Anti-patternWhy it failsFix
Inventing thresholds the doc didn't specifyTests pass for fabricated baselines; real users see worse perf.Flag as threshold gap; require author input.
One generic "performance" NFR for every pageDifferent surfaces have different budgets (cached vs non-cached).One NFR per measurable scope (route × viewport × auth state).
Mapping every security NFR to "OWASP Top 10"Top 10 is awareness-tier; ASVS is verifiable. Compliance maps to ASVS.Specify ASVS Level (1/2/3) and which controls.
Treating "uptime SLA" as a test requirementSLA is a runtime / monitoring concern, not a pre-deploy test.Map to monitoring metric + alert rule, not to a CI gate.

References

  • istqb-nft - ISTQB Glossary: non-functional testing.
  • istqb-testability - testability heuristic underlying the threshold-bound rule.
  • ISO/IEC 25010:2011 - eight product-quality characteristics. Cite by stable standard ID; spec is paywalled.

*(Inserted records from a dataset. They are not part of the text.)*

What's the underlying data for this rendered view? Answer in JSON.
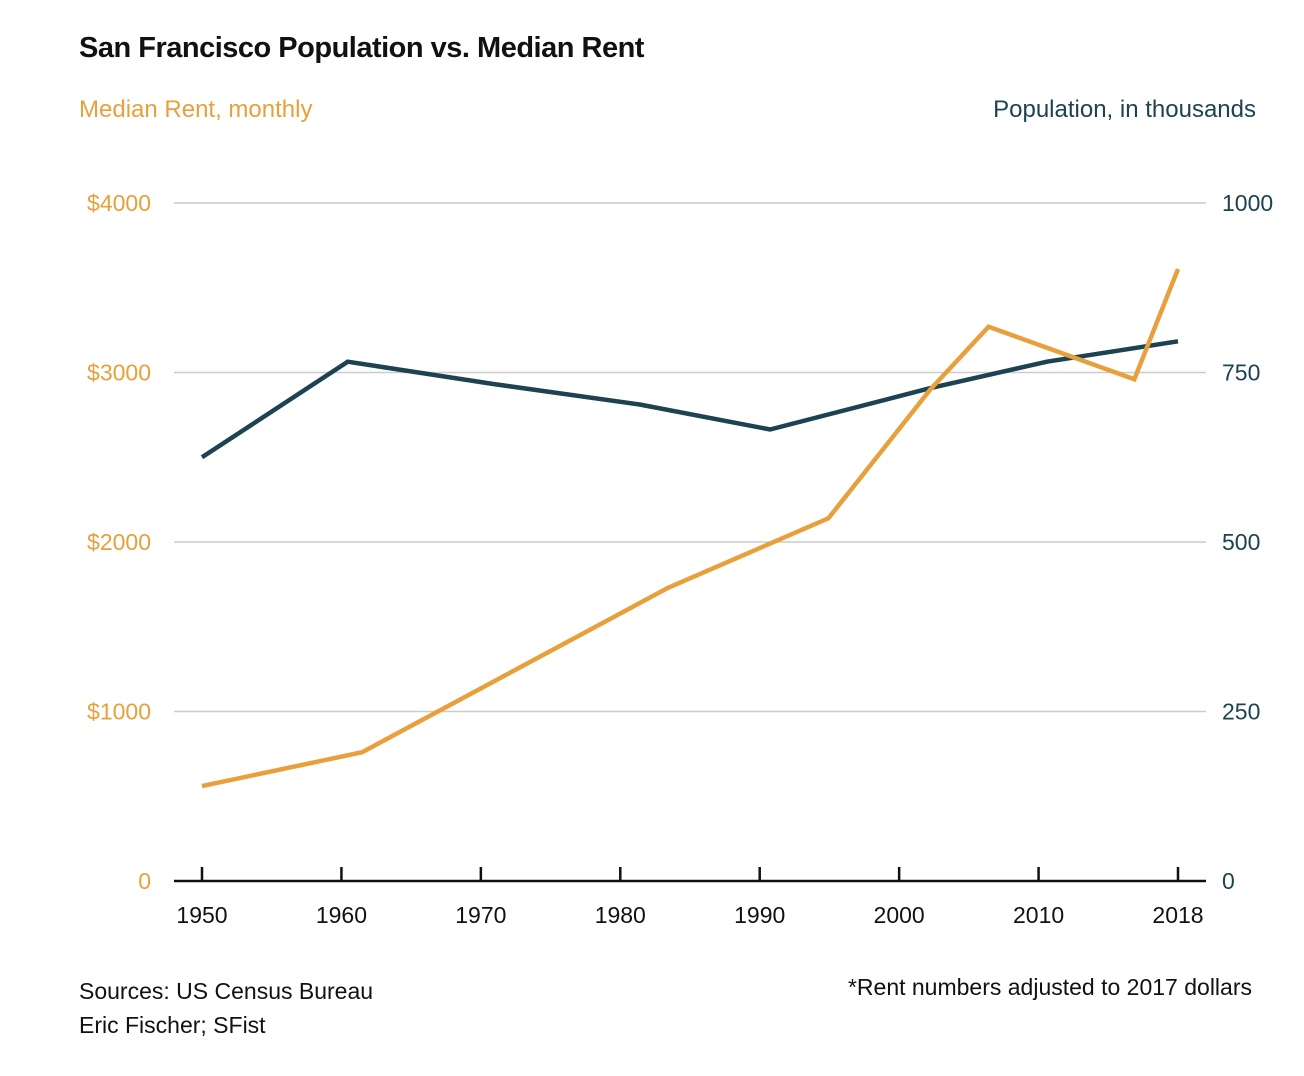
{
  "chart_data": {
    "type": "line",
    "title": "San Francisco Population vs. Median Rent",
    "ylabel_left": "Median Rent, monthly",
    "ylabel_right": "Population, in thousands",
    "x_ticks": [
      "1950",
      "1960",
      "1970",
      "1980",
      "1990",
      "2000",
      "2010",
      "2018"
    ],
    "xlim": [
      1950,
      2017
    ],
    "ylim_left": [
      0,
      4000
    ],
    "ylim_right": [
      0,
      1000
    ],
    "y_ticks_left": [
      {
        "value": 0,
        "label": "0"
      },
      {
        "value": 1000,
        "label": "$1000"
      },
      {
        "value": 2000,
        "label": "$2000"
      },
      {
        "value": 3000,
        "label": "$3000"
      },
      {
        "value": 4000,
        "label": "$4000"
      }
    ],
    "y_ticks_right": [
      {
        "value": 0,
        "label": "0"
      },
      {
        "value": 250,
        "label": "250"
      },
      {
        "value": 500,
        "label": "500"
      },
      {
        "value": 750,
        "label": "750"
      },
      {
        "value": 1000,
        "label": "1000"
      }
    ],
    "grid": "horizontal",
    "series": [
      {
        "axis": "right",
        "color": "#1d4252",
        "points": [
          [
            1950,
            625
          ],
          [
            1960,
            766
          ],
          [
            1970,
            733
          ],
          [
            1980,
            703
          ],
          [
            1989,
            666
          ],
          [
            2000,
            727
          ],
          [
            2008,
            766
          ],
          [
            2017,
            796
          ]
        ]
      },
      {
        "axis": "left",
        "color": "#e8a03c",
        "points": [
          [
            1950,
            560
          ],
          [
            1961,
            760
          ],
          [
            1982,
            1730
          ],
          [
            1993,
            2140
          ],
          [
            2000,
            2900
          ],
          [
            2004,
            3270
          ],
          [
            2014,
            2960
          ],
          [
            2017,
            3610
          ]
        ]
      }
    ]
  },
  "footer": {
    "sources_line1": "Sources: US Census Bureau",
    "sources_line2": "Eric Fischer; SFist",
    "note": "*Rent numbers adjusted to 2017 dollars"
  }
}
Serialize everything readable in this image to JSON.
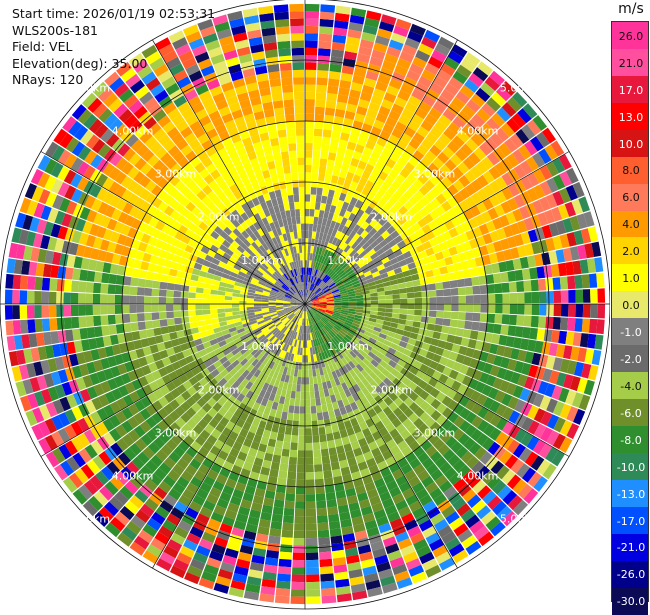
{
  "header": {
    "start_time": "Start time: 2026/01/19 02:53:31",
    "instrument": "WLS200s-181",
    "field": "Field: VEL",
    "elevation": "Elevation(deg): 35.00",
    "nrays": "NRays: 120"
  },
  "colorbar": {
    "unit": "m/s",
    "tick_labels": [
      "26.0",
      "21.0",
      "17.0",
      "13.0",
      "10.0",
      "8.0",
      "6.0",
      "4.0",
      "2.0",
      "1.0",
      "0.0",
      "-1.0",
      "-2.0",
      "-4.0",
      "-6.0",
      "-8.0",
      "-10.0",
      "-13.0",
      "-17.0",
      "-21.0",
      "-26.0",
      "-30.0"
    ],
    "bin_colors": [
      "#ff3399",
      "#ff4f9e",
      "#e8173c",
      "#ff0000",
      "#d81313",
      "#ff5f2f",
      "#ff7a5a",
      "#ff9a00",
      "#ffd400",
      "#ffff00",
      "#e8e86a",
      "#7f7f7f",
      "#6b6b6b",
      "#a6cd4a",
      "#6f8f2a",
      "#2f8f2f",
      "#2e8b57",
      "#1f8fff",
      "#0050ff",
      "#0000e0",
      "#00008b",
      "#0a0a55"
    ]
  },
  "ppi": {
    "range_ring_labels_km": [
      1.0,
      2.0,
      3.0,
      4.0,
      5.0
    ],
    "range_ring_text": [
      "1.00km",
      "2.00km",
      "3.00km",
      "4.00km",
      "5.00km"
    ],
    "rays": 120
  }
}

  • W3C WCAG 2.2 - https://www.w3.org/TR/WCAG22/
  • OWASP ASVS - https://owasp.org/www-project-application-security-verification-standard/
  • Web Vitals - https://web.dev/articles/vitals (LCP / INP / CLS).
  • testability-reviewer - the upstream agent that flags vague phrases for this skill to formalize.
  • acceptance-criteria-extractor - sibling skill for functional requirements.